From DNA to Protein
Gene expression is the fundamental process that converts genetic information into functional molecules. RNA polymerase reads the DNA template and synthesizes messenger RNA (transcription), which ribosomes then decode into protein chains (translation). The rates of these processes and the stability of their products determine how much of each protein a cell contains — from a handful of transcription factors to millions of copies of structural proteins. This simulation models the coupled dynamics of mRNA and protein production in a single gene.
Two-Stage Model
The simplest useful model of gene expression tracks two molecules: mRNA and protein. mRNA is produced at rate kTx (determined by promoter strength and transcription factor binding) and degraded at rate δm.
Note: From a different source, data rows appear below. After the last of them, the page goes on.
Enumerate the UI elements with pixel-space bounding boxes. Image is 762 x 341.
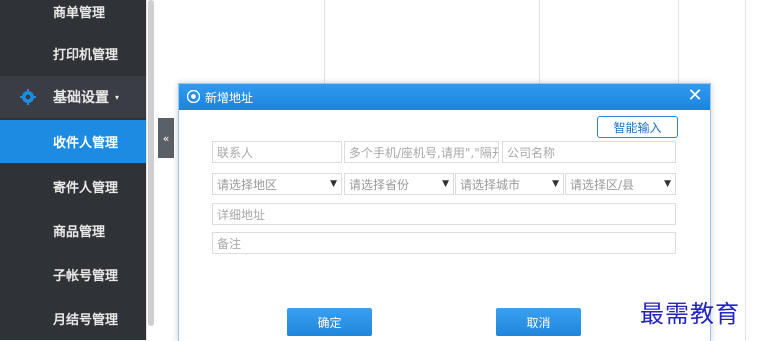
sidebar-item-recipients[interactable]: 收件人管理	[0, 120, 146, 163]
district-select[interactable]: 请选择区/县 ▼	[565, 173, 676, 195]
sidebar-item-orders[interactable]: 商单管理	[0, 0, 146, 32]
sidebar-item-label: 收件人管理	[53, 136, 119, 151]
add-address-dialog: 新增地址 ✕ 智能输入 联系人 多个手机/座机号,请用","隔开 公司名称 请选…	[178, 83, 711, 341]
remark-placeholder: 备注	[217, 236, 242, 251]
dialog-header: 新增地址 ✕	[179, 84, 710, 110]
sidebar-group-settings[interactable]: 基础设置 ▾	[0, 76, 146, 118]
remark-field[interactable]: 备注	[212, 232, 676, 254]
phone-field[interactable]: 多个手机/座机号,请用","隔开	[344, 141, 499, 163]
city-select[interactable]: 请选择城市 ▼	[455, 173, 564, 195]
cancel-button[interactable]: 取消	[496, 308, 581, 336]
company-placeholder: 公司名称	[507, 145, 556, 160]
sidebar-item-senders[interactable]: 寄件人管理	[0, 165, 146, 207]
district-select-value: 请选择区/县	[570, 177, 635, 192]
chevron-down-icon: ▾	[115, 92, 120, 102]
city-select-value: 请选择城市	[460, 177, 521, 192]
gear-icon	[20, 89, 36, 105]
address-placeholder: 详细地址	[217, 207, 266, 222]
sidebar-scroll-thumb[interactable]	[148, 0, 154, 326]
smart-input-button[interactable]: 智能输入	[597, 116, 678, 138]
sidebar-item-label: 子帐号管理	[53, 268, 119, 284]
watermark-text: 最需教育	[640, 300, 740, 328]
sidebar-item-label: 打印机管理	[53, 47, 119, 63]
sidebar-item-label: 基础设置	[53, 90, 109, 106]
sidebar-item-label: 商品管理	[53, 224, 106, 240]
province-select[interactable]: 请选择省份 ▼	[344, 173, 454, 195]
caret-down-icon: ▼	[664, 179, 671, 189]
close-icon[interactable]: ✕	[686, 87, 704, 105]
sidebar-item-monthly-accounts[interactable]: 月结号管理	[0, 297, 146, 339]
province-select-value: 请选择省份	[349, 177, 410, 192]
grid-line	[745, 0, 746, 340]
sidebar-item-subaccounts[interactable]: 子帐号管理	[0, 253, 146, 295]
caret-down-icon: ▼	[442, 179, 449, 189]
sidebar-item-printers[interactable]: 打印机管理	[0, 32, 146, 74]
sidebar-item-products[interactable]: 商品管理	[0, 209, 146, 251]
company-field[interactable]: 公司名称	[502, 141, 676, 163]
double-chevron-left-icon: «	[162, 131, 170, 145]
confirm-button[interactable]: 确定	[287, 308, 372, 336]
sidebar: 商单管理 打印机管理 基础设置 ▾ 收件人管理 寄件人管理 商品管理 子帐号管理…	[0, 0, 146, 340]
collapse-sidebar-button[interactable]: «	[158, 118, 174, 158]
sidebar-item-label: 月结号管理	[53, 312, 119, 328]
address-field[interactable]: 详细地址	[212, 203, 676, 225]
sidebar-item-label: 商单管理	[53, 5, 106, 21]
contact-placeholder: 联系人	[217, 145, 254, 160]
region-select[interactable]: 请选择地区 ▼	[212, 173, 342, 195]
region-select-value: 请选择地区	[217, 177, 278, 192]
caret-down-icon: ▼	[552, 179, 559, 189]
dialog-title: 新增地址	[205, 91, 254, 105]
sidebar-item-label: 寄件人管理	[53, 180, 119, 196]
caret-down-icon: ▼	[330, 179, 337, 189]
phone-placeholder: 多个手机/座机号,请用","隔开	[349, 145, 498, 160]
contact-field[interactable]: 联系人	[212, 141, 342, 163]
dialog-app-icon	[187, 90, 200, 103]
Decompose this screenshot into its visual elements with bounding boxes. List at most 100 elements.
Protein is synthesized from mRNA at rate kTl (ribosome loading and elongation speed) and degraded at rate δp (protease activity and dilution). These four parameters fully determine the steady-state expression level and the dynamics of how the system responds to perturbations.
Timescales & Response
A key insight from the two-stage model is that the response time to a change in transcription is set by the slower degradation rate — typically protein degradation. If protein half-life is 30 minutes, it takes about 2 hours to reach 90% of the new steady state after turning on a gene. This fundamental constraint shapes cellular signaling: fast responses require rapid protein turnover (or post-translational modification), while stable housekeeping proteins change slowly. The simulation shows these timescales visually as the system approaches steady state.
Noise in Gene Expression
At the molecular level, gene expression is inherently stochastic. Transcription occurs in bursts as RNA polymerase binds, transcribes, and dissociates from the promoter. Translation produces varying numbers of proteins from each mRNA. These random fluctuations mean genetically identical cells in identical environments express different protein levels — a phenomenon called gene expression noise. The simulation captures this stochasticity through fluctuating molecule counts, demonstrating how promoter architecture and degradation rates affect noise levels.